E verso la nuova giunta regionale, che ha già definito come poco utile questo tipo di iniziativa, che la replica di De Vita si fa pungente: "È uno strumento frutto di un lungo lavoro fatto con la vecchia giunta. Prima di esprime dei 'niet' consiglierei un maggiore dialogo con sindacati e imprese". 

Un appunto arriva da Roberto Montà, sindaco di Grugliasco: "Non solo così convinto che sia l'idea migliore lasciare procedere ogni singola azienda. Si rischia di veder correre chi ha le gambe più forti e soprattutto si rischiano iniziative poco omogenee rispetto al territorio di riferimento. I Comuni devono avere voce in capitolo, anche per fare più lobby".

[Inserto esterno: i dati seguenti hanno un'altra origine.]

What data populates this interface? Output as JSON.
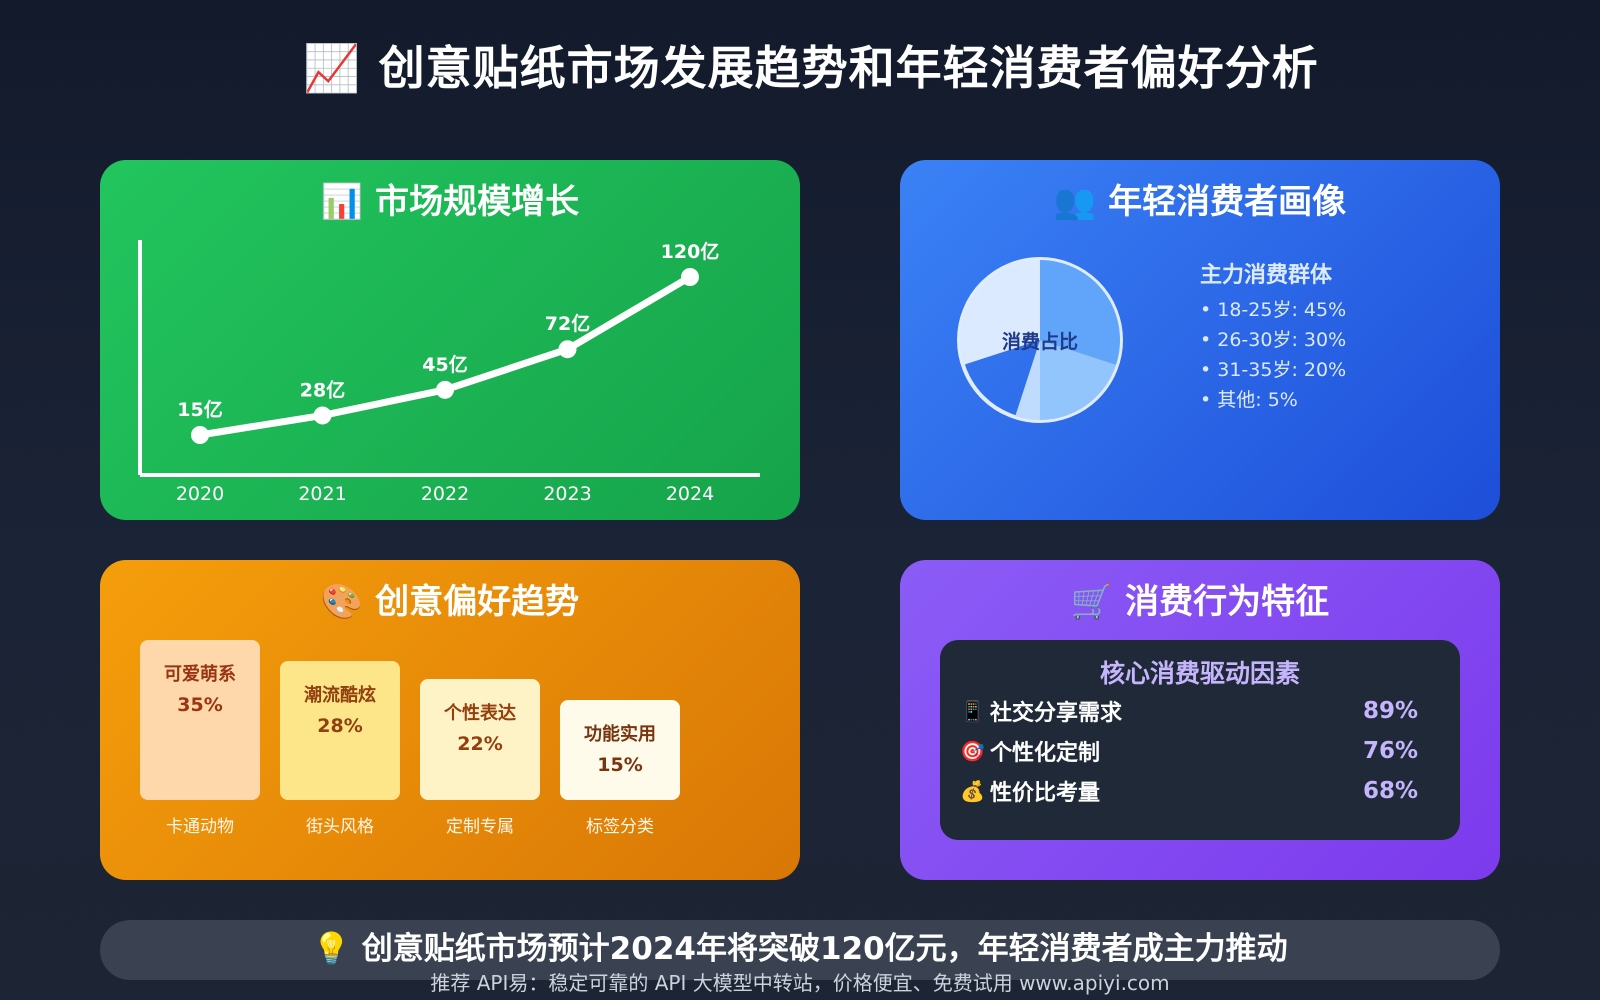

Luca Salvai, sindaco di Pinerolo, rilancia però il tema già segnalato nelle scorse settimane sull'esclusione di ampie aree di provincia: "È un peccato che sia stato stabilito un confine che in realtà è aleatorio. Il sistema locale ha molti scambi tra Torinese e Pinerolese. Tutta la ex provincia ha patito la crisi dell'indotto Fiat".

"È un peccato che ci sia una definizione così rigida dei confini, perché si potevano fare rientrare delle realtà che invece avrebbero meritato di essere riqualificate e rilanciate".